Lixões poluidores do meio ambiente não são uma exclusividade de São Paulo. A Secretaria de Qualidade Ambiental do Ministério do Meio Ambiente (MMA) estima que menos da metade dos resíduos produzidos no Brasil tem destinação adequada. Cidades, fábricas e meio rural não se preocupam com a disposição dos resíduos que produzem.
De acordo com a estratificação regional feita pelo MMA, o ranking dos "sujões" apresenta a seguinte configuração: Norte (87%), Nordeste (63%), Sudeste (58%), Centro-Oeste (56%) e Sul (44%). Embora o Norte leve a má fama, a gerente da Gestão Ambiental e Urbana da Secretaria, Silvia Astolpho, destaca a necessidade de levar em conta a densidade demográfica de cada região. "Além disso, as regiões Norte e Nordeste não têm técnica, profissionais nem acesso a projetos competentes", pondera.
Chorume
De acordo com o geógrafo Otávio Cabrera de Léo, responsável pelo estudo da USP, o aterros paulista mais preocupante é o da Vila Albertina, na Zona Norte da capital. Na Zona Leste, o aterro Sapopemba já causou muita degradação depois de suas atividades encerradas. "Essas áreas ainda produzem chorume e metano em grau preocupante, devido ao volume de lixo armazenado", afirma.
O da Vila Albertina operou entre 1977 e 1993. Recebeu cerca de 9,2 milhões de toneladas dejetos, com vazão de chorume em torno de 1,5 litro por segundo.
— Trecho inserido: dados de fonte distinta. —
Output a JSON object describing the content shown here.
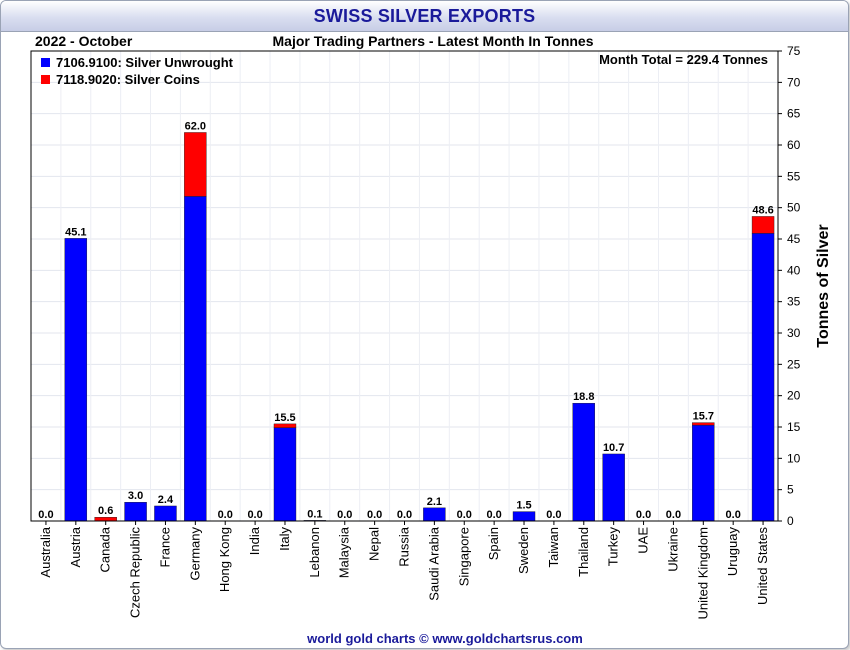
{
  "title": "SWISS SILVER EXPORTS",
  "period": "2022 - October",
  "subtitle": "Major Trading Partners - Latest Month In Tonnes",
  "month_total": "Month Total = 229.4 Tonnes",
  "footer": "world gold charts © www.goldchartsrus.com",
  "colors": {
    "unwrought": "#0000ff",
    "coins": "#ff0000",
    "title": "#1a1a9a"
  },
  "chart_data": {
    "type": "bar",
    "stacked": true,
    "ylabel": "Tonnes of Silver",
    "ylim": [
      0,
      75
    ],
    "ytick_step": 5,
    "y_axis_side": "right",
    "grid": true,
    "legend_position": "top-left",
    "categories": [
      "Australia",
      "Austria",
      "Canada",
      "Czech Republic",
      "France",
      "Germany",
      "Hong Kong",
      "India",
      "Italy",
      "Lebanon",
      "Malaysia",
      "Nepal",
      "Russia",
      "Saudi Arabia",
      "Singapore",
      "Spain",
      "Sweden",
      "Taiwan",
      "Thailand",
      "Turkey",
      "UAE",
      "Ukraine",
      "United Kingdom",
      "Uruguay",
      "United States"
    ],
    "series": [
      {
        "name": "7106.9100: Silver Unwrought",
        "color": "#0000ff",
        "values": [
          0.0,
          45.1,
          0.0,
          3.0,
          2.4,
          51.8,
          0.0,
          0.0,
          14.9,
          0.1,
          0.0,
          0.0,
          0.0,
          2.1,
          0.0,
          0.0,
          1.5,
          0.0,
          18.8,
          10.7,
          0.0,
          0.0,
          15.3,
          0.0,
          45.9
        ]
      },
      {
        "name": "7118.9020: Silver Coins",
        "color": "#ff0000",
        "values": [
          0.0,
          0.0,
          0.6,
          0.0,
          0.0,
          10.2,
          0.0,
          0.0,
          0.6,
          0.0,
          0.0,
          0.0,
          0.0,
          0.0,
          0.0,
          0.0,
          0.0,
          0.0,
          0.0,
          0.0,
          0.0,
          0.0,
          0.4,
          0.0,
          2.7
        ]
      }
    ],
    "totals": [
      "0.0",
      "45.1",
      "0.6",
      "3.0",
      "2.4",
      "62.0",
      "0.0",
      "0.0",
      "15.5",
      "0.1",
      "0.0",
      "0.0",
      "0.0",
      "2.1",
      "0.0",
      "0.0",
      "1.5",
      "0.0",
      "18.8",
      "10.7",
      "0.0",
      "0.0",
      "15.7",
      "0.0",
      "48.6"
    ]
  }
}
O de Sapopemba operou entre 1979 e 1984. Recebeu cerca de 2,72 milhões de toneladas de lixo, com vazão de um litro por segundo de chorume.
Os outros três aterros desativados que preocupam os ambientalistas são o de Jacuí, que funcionou entre março de 1981 e 1988; o de São Mateus (1984-1986); e o de Santo Amaro (1976-1995). Este último recebeu 16,21 milhões de toneladas de dejetos e apresentava vazão de chorume, em 2002, de 3,5 litros por segundo.
A Companhia de Tecnologia de Saneamento Ambiental (Cetesb), ligada à Secretaria do Meio Ambiente do governo de São Paulo, e o Departamento de Limpeza Urbana (Limpurb) são, respectivamente, os órgãos do estado e do município responsáveis pelo licenciamento e pela contratação dos serviços de limpeza pública. Cabe à Secretaria Municipal do Verde e do Meio Ambiente (SVMA) o monitoramento das áreas desativadas e potencialmente poluidoras.